Georgia promised the federal government Thursday it will make dramatic improvements in its state psychiatric hospitals - and that it will spend what's necessary to protect patients from harm.

The pledge, signed late in the day by Gov. Sonny Perdue, commits the state to a five-year plan of correcting deficiencies that caused hundreds of patient injuries and illnesses and dozens of deaths.

In reaching a settlement agreement with the U.S. Justice Department, the state did not admit wrongdoing.

But officials did not dispute the conclusions of federal investigators that the seven state hospitals have repeatedly violated patients' constitutional rights by failing to keep them safe, providing incompetent medical care, and conducting shoddy investigations into suicides and other deaths.

"When a state undertakes to care for persons with mental illness and developmental disabilities, it accepts responsibility to protect them from harm," Grace Chung Becker, acting assistant attorney general for the Justice Department's Civil Rights Division, said in a statement.

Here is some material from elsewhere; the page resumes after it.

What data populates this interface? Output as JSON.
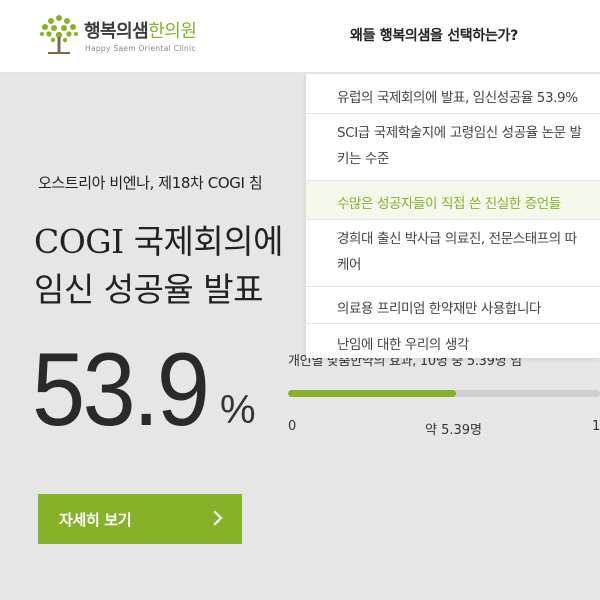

"I think it's a very positive outcome," Gwen Skinner, head of the state's mental health division, said in an interview. "I think we'll get a better system for it."

The Justice Department launched an investigation into the state hospitals in April 2007, responding to articles in The Atlanta Journal-Constitution that revealed widespread horrors in the hospital system: unnecessary patient deaths, abuse by hospital workers, overuse of medications to sedate patients, the discharge of patients to homeless shelters and street corners, and inadequate investigations conducted by the same agency that operates the facilities.

The newspaper reported that at least 136 patients died under suspicious circumstances from 2002 through late 2007.

The Justice Department last year concluded that the hospitals' failure to address critical errors caused unnecessary deaths, injuries and illnesses.

The settlement agreement, which requires a federal judge's approval, binds the state to "undertake its best efforts" to find enough money to transform the hospitals. If legislators fail to allot the money, federal authorities may ask a judge to force additional spending.

State officials have not determined how much compliance will cost. A Journal-Constitution analysis last year found that increasing mental health spending in Georgia to the national average would require more than doubling the current annual budget of about $465 million.

Perdue sought no new spending on psychiatric hospitals in the state spending plan he offered this week to the General Assembly, according to advocates for people with mental illness. The governor asked lawmakers to make widespread spending cuts across state government to close a $2 billion budget deficit.

But after Perdue signed the settlement agreement, his spokesman, Bert Brantley, said, "The improvement of care will result in additional investments - more staff, the things you would expect."

Skinner, the mental health chief, said the state would have to provide adequate hospital staffing, enhance employee training and bring in experts to design a better system of care.

"Some of those things are going to cost money," she said. "Some of them won't."

Regardless, the settlement agreement gives the state one year to correct conditions that have caused most of the patient deaths. The state agreed to improve efforts to prevent suicides, choking deaths and patient-on-patient assaults.

Within four years, the state must make demonstrable improvements in medical and nursing care and discharge planning, and must show that the hospitals restrain or seclude patients as little as possible.

Federal authorities will re-inspect hospitals at least twice to monitor the state's progress, the settlement agreement says. In addition, state officials agreed to submit compliance reports in six and 12 months and then once a year. The agreement also requires the state to promptly notify the Justice Department of every patient death and to turn over investigative reports, including autopsies, in each case.

The governor's office and the Justice Department announced the settlement five days before the change in administrations in Washington, and the same day that several advocacy groups asked U.S. Attorney General Michael Mukasey to reject a "premature" agreement.

The groups cited chronic underfunding of Georgia's mental health system, as well as the state's push to close some of its psychiatric hospitals and to contract with private companies to operate others.

"Organizational changes alone, as Georgia has proposed so far, are not enough," the advocacy groups said. "DOJ may be our last hope to help move our systems back to acceptable quality."

Even as federal and state officials negotiated a settlement agreement in recent weeks, the Justice Department investigation continued. Late Thursday, it released a letter to Perdue, sent earlier in the day, that detailed "significant and wide-ranging deficiencies" at Northwest Georgia Regional Hospital in Rome.

The letter was a stark reminder of the depth of work facing state officials.

"We found a troubling number of incidents in which [the hospital] failed to recognize signs of suicide risk and failed to take appropriate action," the letter said.

The hospital, with chronic staffing shortages, often used medications to control behavior or as a chemical restraint, rather than to treat psychotic symptoms, investigators found.

The letter also cited "numerous instances" when patient assaults on other patients resulted in serious injury. Investigators said some serious incidents, including a suicide attempt, were never reported or investigated by the hospital.